Muhabbet Kırıntıları
rakı bardakları birbirine çarparken biz huzur bulmaktaydık...yan masada rakı sofrasının şanına hakaret edercesine birbirine buz fırlatan iki küçük fırlama mekanın yaş ortalamasını diplere doğru çekme amacı gütmüyordu eminim. ama sebep oldukları o muazzam gürültü tüylerimin diken diken olmasına yetmişti. biz yine de umarsızca kadehlerimizi yudumluyorduk...gözü dönmüş bir canavar gibi sipariş ettiğimiz mezelerin içinde boğulurken...iştahla istediğimiz balıklarımız daha ızgara ile bile tanışmamıştı eminim...oysa şişe çoktan yarılanmış...ve iki fırlama flu bir hal almaya başlamıştı çoktan...

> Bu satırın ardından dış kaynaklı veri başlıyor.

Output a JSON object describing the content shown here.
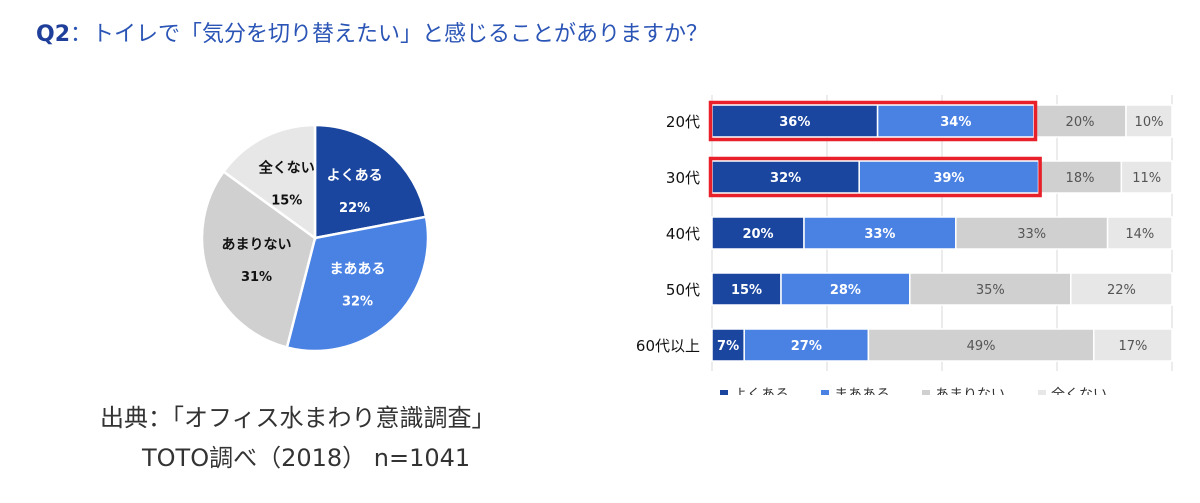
{
  "question": {
    "number": "Q2",
    "separator": "：",
    "text": "トイレで「気分を切り替えたい」と感じることがありますか？"
  },
  "source": {
    "line1": "出典：「オフィス水まわり意識調査」",
    "line2": "TOTO調べ（2018） n=1041"
  },
  "colors": {
    "yoku": "#1a46a0",
    "maa": "#4a82e4",
    "amari": "#d0d0d0",
    "zenku": "#e7e7e7",
    "highlight": "#e8202a"
  },
  "chart_data": [
    {
      "type": "pie",
      "slices": [
        {
          "label": "よくある",
          "value": 22,
          "value_label": "22%"
        },
        {
          "label": "まあある",
          "value": 32,
          "value_label": "32%"
        },
        {
          "label": "あまりない",
          "value": 31,
          "value_label": "31%"
        },
        {
          "label": "全くない",
          "value": 15,
          "value_label": "15%"
        }
      ]
    },
    {
      "type": "bar",
      "orientation": "horizontal",
      "stacked": "percent",
      "categories": [
        "20代",
        "30代",
        "40代",
        "50代",
        "60代以上"
      ],
      "series": [
        {
          "name": "よくある",
          "values": [
            36,
            32,
            20,
            15,
            7
          ],
          "labels": [
            "36%",
            "32%",
            "20%",
            "15%",
            "7%"
          ]
        },
        {
          "name": "まあある",
          "values": [
            34,
            39,
            33,
            28,
            27
          ],
          "labels": [
            "34%",
            "39%",
            "33%",
            "28%",
            "27%"
          ]
        },
        {
          "name": "あまりない",
          "values": [
            20,
            18,
            33,
            35,
            49
          ],
          "labels": [
            "20%",
            "18%",
            "33%",
            "35%",
            "49%"
          ]
        },
        {
          "name": "全くない",
          "values": [
            10,
            11,
            14,
            22,
            17
          ],
          "labels": [
            "10%",
            "11%",
            "14%",
            "22%",
            "17%"
          ]
        }
      ],
      "highlighted_categories": [
        "20代",
        "30代"
      ],
      "legend_position": "bottom",
      "grid": true
    }
  ]
}
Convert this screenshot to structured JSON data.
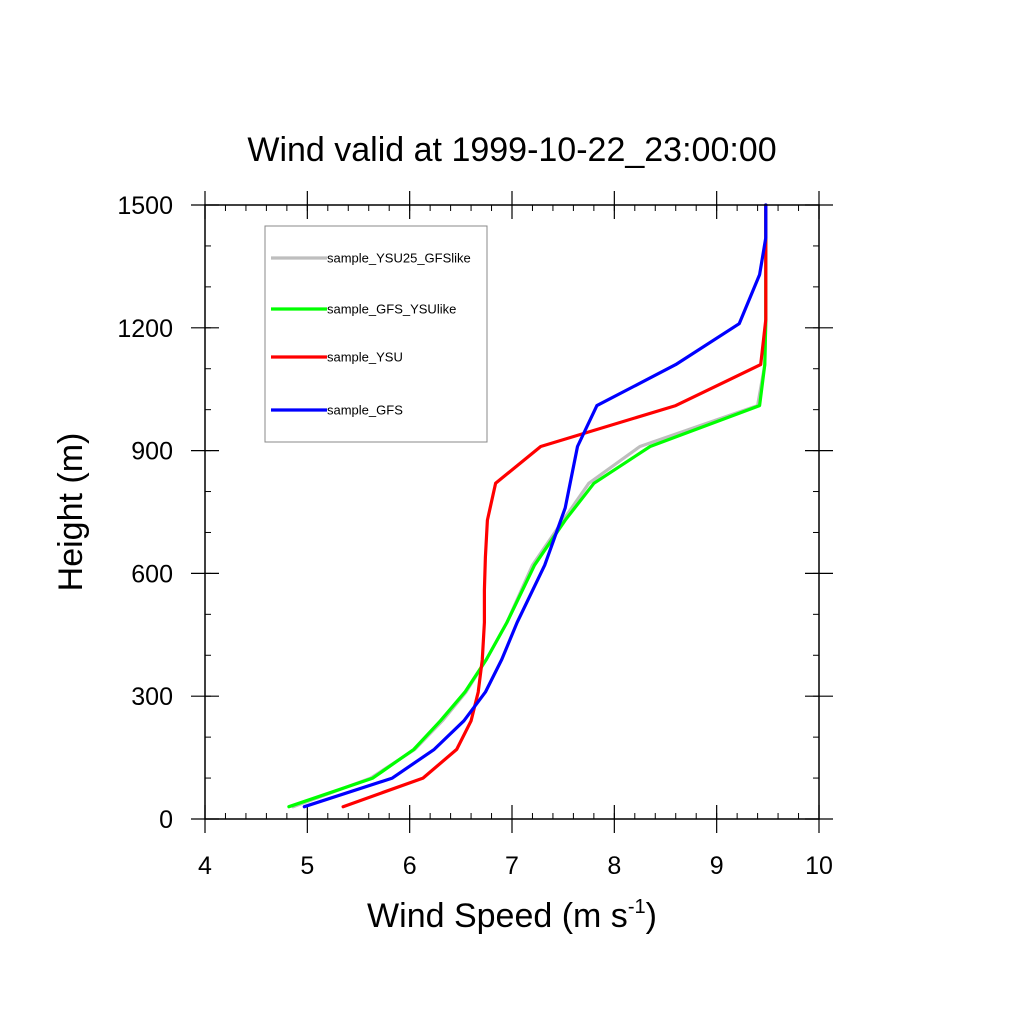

balıklarla tanışmamış kısa sürmüştü bu her zaman bildiğim levrekti işte...rakı ise son ikişer dublemizi verebilicekti... derken çilingir arkadaşımı her zaman rahatsız etmeyi becerebilen telefonumla münasebetim alevleniverdi...bir mesaj gözüme çarptı o kendimi alıkoyamadığım sosyal yaşam alanımdan...beyoğlunda olduğun bir zaman haber ver görüşürüz hem en kötü konuşmuş oluruz diyordu o yabancı...evet yabancıydı çünkü daha önce birbirimizi tanıma şerefine nail olamamıştık...hayatta ilk defa karaköyde olduğuma bu kadar fazla sevinmiştim...lakin devamlı rakı sofrasında denk geldiğim arkadaşıma ne diyecektim...çilingirdi kendisi büyük ihtimalle ki daima çilingir sofralarında karşılaşıyorduk.
bir cesaret teklifimi yaptım kendisine...ben yabancıyla görüşecektim, çilingir bir yerlerde kahvesini yudumlayıp bana küfredecekti ama anlaşmıştık işte daha ne olsun...karaköyden istiklale en hızlı ilerleyişimi sergilerken sosyal yaşam alanım üzerinden lokasyon belirleme faaliyetimiz devam ediyordu ve istikamet mis sokaktı...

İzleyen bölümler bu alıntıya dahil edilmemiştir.